I don't know anything about linux display architecture, but this point sounds really weird to me from general software engineering perspective. Isn't one of the goals of having drivers in an OS to establish a formalized interface between drivers and kernel, and thus achieve separation of concerns between driver maintainers and kernel maintainers? Requiring that kernel maintainers understand how all drivers work does not sound very scalable.
Linux developers want to be able to share code across drivers for similar devices, and they want to be able to refactor and improve that shared code without worrying about out-of-tree drivers. That strategy has worked well for eg. WiFi drivers where the shared mac80211 subsystem allows a lot of logic to be pulled out of individual NIC drivers, and improvements to mac80211 more or less automatically benefit all participating drivers.
Makes sense, but it doesn't have to be mutually exclusive. It is possible to have a fixed network driver interface, and some common helpers orthogonal to it. This way driver developers could chose whether to benefit from common code or not. I guess if linux developer want to enforce code sharing, this wouldn't work, but I wonder why they would do it. Seems like it just makes life harder for both parties.
Many network drivers in Linux do opt out of the common frameworks, and changes like BQL [0] and some of the recent WiFi restructuring [1] that require driver-level modifications are usually not introduced as a mandatory compatibility break that requires modifying every driver at once.
Sometimes drivers opt out because the hardware is odd enough that it needs to do things differently, or because it offloads to hardware (or proprietary firmware) functionality that is usually done in software. But often, it's just because a driver was written in isolation by the manufacturer and then dumped on the community. (See [2], from the comments in [1], about the work required to clean up some Realtek WiFi drivers enough to be merged to the kernel staging area.) If a driver unnecessarily opts out of common frameworks and does things internally and differently, it can be hard to even evaluate whether problems fixed in the standard frameworks exist in the special snowflake drivers. Even after identifying a problem, the recipes that worked to fix the standard drivers won't apply.
Linux very intentionally and explicitly do not guarantee a stable interface for drivers. If you want to maintain your driver out of tree, then that's your right, but you have to be prepared for Linux kernel maintainers to break your driver regularly. The point is they are not interested in sacrificing ability to improve the kernel just in order to make it easier for people to maintain proprietary drivers.
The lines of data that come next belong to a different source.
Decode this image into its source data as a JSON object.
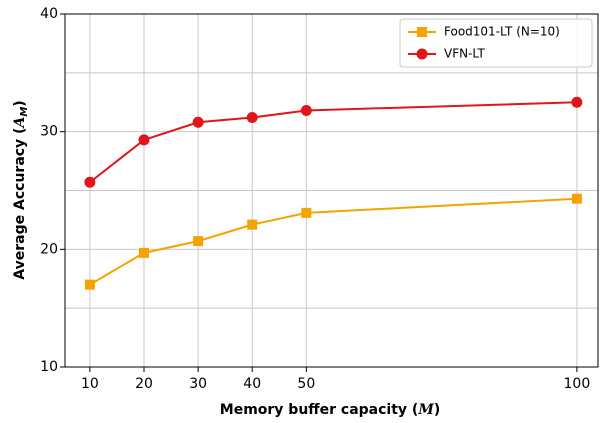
{
  "chart_data": {
    "type": "line",
    "xlabel": [
      "Memory buffer capacity (",
      "M",
      ")"
    ],
    "ylabel": [
      "Average Accuracy (",
      "A",
      "M",
      ")"
    ],
    "x": [
      10,
      20,
      30,
      40,
      50,
      100
    ],
    "series": [
      {
        "name": "Food101-LT (N=10)",
        "color": "#f5a300",
        "marker": "square",
        "values": [
          17.0,
          19.7,
          20.7,
          22.1,
          23.1,
          24.3
        ]
      },
      {
        "name": "VFN-LT",
        "color": "#e0161b",
        "marker": "circle",
        "values": [
          25.7,
          29.3,
          30.8,
          31.2,
          31.8,
          32.5
        ]
      }
    ],
    "xlim": [
      5.4,
      103.9
    ],
    "xticks": [
      10,
      20,
      30,
      40,
      50,
      100
    ],
    "ylim": [
      10,
      40
    ],
    "yticks": [
      10,
      20,
      30,
      40
    ],
    "yminorticks": [
      15,
      25,
      35
    ],
    "grid": true,
    "legend": "upper right"
  }
}
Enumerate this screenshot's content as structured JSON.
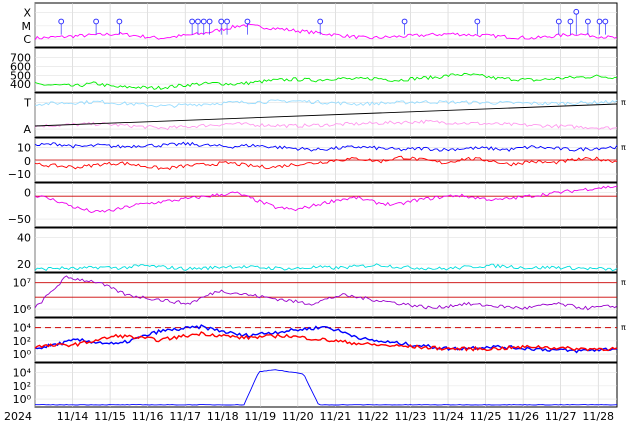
{
  "chart_data": {
    "type": "line",
    "year_label": "2024",
    "x_ticks": [
      "11/14",
      "11/15",
      "11/16",
      "11/17",
      "11/18",
      "11/19",
      "11/20",
      "11/21",
      "11/22",
      "11/23",
      "11/24",
      "11/25",
      "11/26",
      "11/27",
      "11/28"
    ],
    "x_range": [
      "2024-11-13",
      "2024-11-28 12:00"
    ],
    "grid": true,
    "panels": [
      {
        "id": "flare-class",
        "y_ticks": [
          "X",
          "M",
          "C"
        ],
        "series": [
          {
            "color": "#ff00ff",
            "values": [
              0.2,
              0.25,
              0.3,
              0.2,
              0.3,
              0.5,
              0.4,
              0.3,
              0.2,
              0.25,
              0.3,
              0.25,
              0.2,
              0.3,
              0.2
            ]
          }
        ],
        "events": [
          {
            "x": 0.9,
            "level": "M"
          },
          {
            "x": 2.1,
            "level": "M"
          },
          {
            "x": 2.9,
            "level": "M"
          },
          {
            "x": 5.4,
            "level": "M"
          },
          {
            "x": 5.6,
            "level": "M"
          },
          {
            "x": 5.8,
            "level": "M"
          },
          {
            "x": 6.0,
            "level": "M"
          },
          {
            "x": 6.4,
            "level": "M"
          },
          {
            "x": 6.6,
            "level": "M"
          },
          {
            "x": 7.3,
            "level": "M"
          },
          {
            "x": 9.8,
            "level": "M"
          },
          {
            "x": 12.7,
            "level": "M"
          },
          {
            "x": 15.2,
            "level": "M"
          },
          {
            "x": 18.0,
            "level": "M"
          },
          {
            "x": 18.4,
            "level": "M"
          },
          {
            "x": 18.6,
            "level": "X"
          },
          {
            "x": 19.0,
            "level": "M"
          },
          {
            "x": 19.4,
            "level": "M"
          },
          {
            "x": 19.6,
            "level": "M"
          }
        ]
      },
      {
        "id": "solar-wind-speed",
        "y_ticks": [
          "700",
          "600",
          "500",
          "400"
        ],
        "ylim": [
          300,
          750
        ],
        "series": [
          {
            "color": "#00ee00",
            "values": [
              380,
              370,
              360,
              390,
              350,
              350,
              340,
              360,
              380,
              390,
              380,
              400,
              420,
              430,
              420,
              440,
              430,
              440,
              420,
              440,
              450,
              480,
              470,
              440,
              430,
              420,
              440,
              450,
              460,
              450
            ]
          }
        ]
      },
      {
        "id": "imf-sector",
        "y_ticks": [
          "T",
          "A"
        ],
        "side_label": "π",
        "series": [
          {
            "color": "#ff99ee",
            "values": [
              0.25,
              0.3,
              0.2,
              0.3,
              0.25,
              0.3,
              0.35,
              0.3,
              0.25,
              0.2
            ]
          },
          {
            "color": "#99ddff",
            "values": [
              0.75,
              0.8,
              0.7,
              0.78,
              0.82,
              0.75,
              0.8,
              0.78,
              0.76,
              0.8
            ]
          },
          {
            "color": "#000000",
            "values": [
              0.25,
              0.75
            ]
          }
        ]
      },
      {
        "id": "bz",
        "y_ticks": [
          "10",
          "0",
          "−10"
        ],
        "ylim": [
          -15,
          15
        ],
        "side_label": "π",
        "series": [
          {
            "color": "#0000ff",
            "values": [
              10,
              11,
              9,
              10,
              9,
              10,
              10,
              11,
              10,
              9,
              10,
              9,
              8,
              7,
              8,
              9,
              8,
              7,
              8,
              7,
              8,
              8,
              7,
              9,
              8,
              7,
              8,
              9
            ]
          },
          {
            "color": "#ff0000",
            "values": [
              -3,
              -4,
              -5,
              -3,
              -2,
              -4,
              -6,
              -4,
              -3,
              -2,
              -4,
              -5,
              -3,
              -2,
              0,
              1,
              -1,
              2,
              0,
              -2,
              1,
              0,
              -3,
              -1,
              -2,
              0,
              1,
              -1
            ]
          }
        ]
      },
      {
        "id": "dst",
        "y_ticks": [
          "0",
          "−50"
        ],
        "ylim": [
          -75,
          15
        ],
        "series": [
          {
            "color": "#ee00ee",
            "values": [
              -10,
              -20,
              -35,
              -45,
              -40,
              -30,
              -25,
              -20,
              -15,
              -10,
              -5,
              -20,
              -35,
              -40,
              -30,
              -20,
              -15,
              -25,
              -30,
              -20,
              -15,
              -10,
              -15,
              -20,
              -15,
              -10,
              -5,
              0,
              5,
              8
            ]
          }
        ]
      },
      {
        "id": "kp",
        "y_ticks": [
          "40",
          "20"
        ],
        "ylim": [
          0,
          55
        ],
        "series": [
          {
            "color": "#00dddd",
            "values": [
              3,
              5,
              4,
              6,
              5,
              8,
              6,
              4,
              5,
              7,
              6,
              5,
              4,
              6,
              5,
              7,
              9,
              6,
              5,
              4,
              6,
              8,
              7,
              5,
              6,
              5,
              4,
              3
            ]
          }
        ]
      },
      {
        "id": "proton-flux",
        "y_ticks": [
          "10⁷",
          "10⁶"
        ],
        "side_label": "π",
        "series": [
          {
            "color": "#9900cc",
            "values": [
              0.2,
              0.9,
              0.8,
              0.5,
              0.4,
              0.3,
              0.6,
              0.5,
              0.4,
              0.3,
              0.5,
              0.4,
              0.3,
              0.2,
              0.3,
              0.25,
              0.2,
              0.3,
              0.2,
              0.25
            ]
          }
        ]
      },
      {
        "id": "electron-flux",
        "y_ticks": [
          "10⁴",
          "10²",
          "10⁰"
        ],
        "side_label": "π",
        "series": [
          {
            "color": "#0000ff",
            "values": [
              0.3,
              0.5,
              0.4,
              0.7,
              0.8,
              0.6,
              0.7,
              0.8,
              0.5,
              0.4,
              0.3,
              0.35,
              0.3,
              0.25,
              0.3
            ]
          },
          {
            "color": "#ff0000",
            "values": [
              0.35,
              0.4,
              0.6,
              0.5,
              0.65,
              0.55,
              0.6,
              0.5,
              0.4,
              0.35,
              0.3,
              0.3,
              0.35,
              0.3,
              0.3
            ]
          }
        ]
      },
      {
        "id": "x-ray-flux",
        "y_ticks": [
          "10⁴",
          "10²",
          "10⁰"
        ],
        "series": [
          {
            "color": "#0000ff",
            "values": [
              0.05,
              0.05,
              0.05,
              0.05,
              0.05,
              0.05,
              0.05,
              0.05,
              0.05,
              0.05,
              0.05,
              0.05,
              0.05,
              0.05,
              0.05,
              0.8,
              0.85,
              0.8,
              0.75,
              0.05,
              0.05,
              0.05,
              0.05,
              0.05,
              0.05,
              0.05,
              0.05,
              0.05,
              0.05,
              0.05,
              0.05,
              0.05,
              0.05,
              0.05,
              0.05,
              0.05,
              0.05,
              0.05,
              0.05,
              0.05
            ]
          }
        ]
      }
    ]
  }
}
Proprietary drivers are tolerated, not liked, and people aren't interested in making it easier for them.
These interfaces aren't broken gratuitously. They change to accommodate new features or to allow for better code reuse within the kernel. In the long term it's only a significant maintenance burden compared to letting the driver stagnate and never gain new functionality or optimization after initial release. Manufacturers might prefer that development model since it helps sell more chips of the next generation, but it's really not what should be used as the baseline.
You only have to fix your driver if it's outside the kernel tree. Drivers in the tree get fixed by whoever's making the breaking change (which is why it's important that certain hackers be able to read and understand all related drivers).
I wouldn't say avoided.. A lot of the interfaces are still compatible with prior versions as is the software that runs on it, or we'd be on Kernel v50+ by now. Not all software, but a bit.
That said, the community isn't afraid of breaking changes to push future versions forward.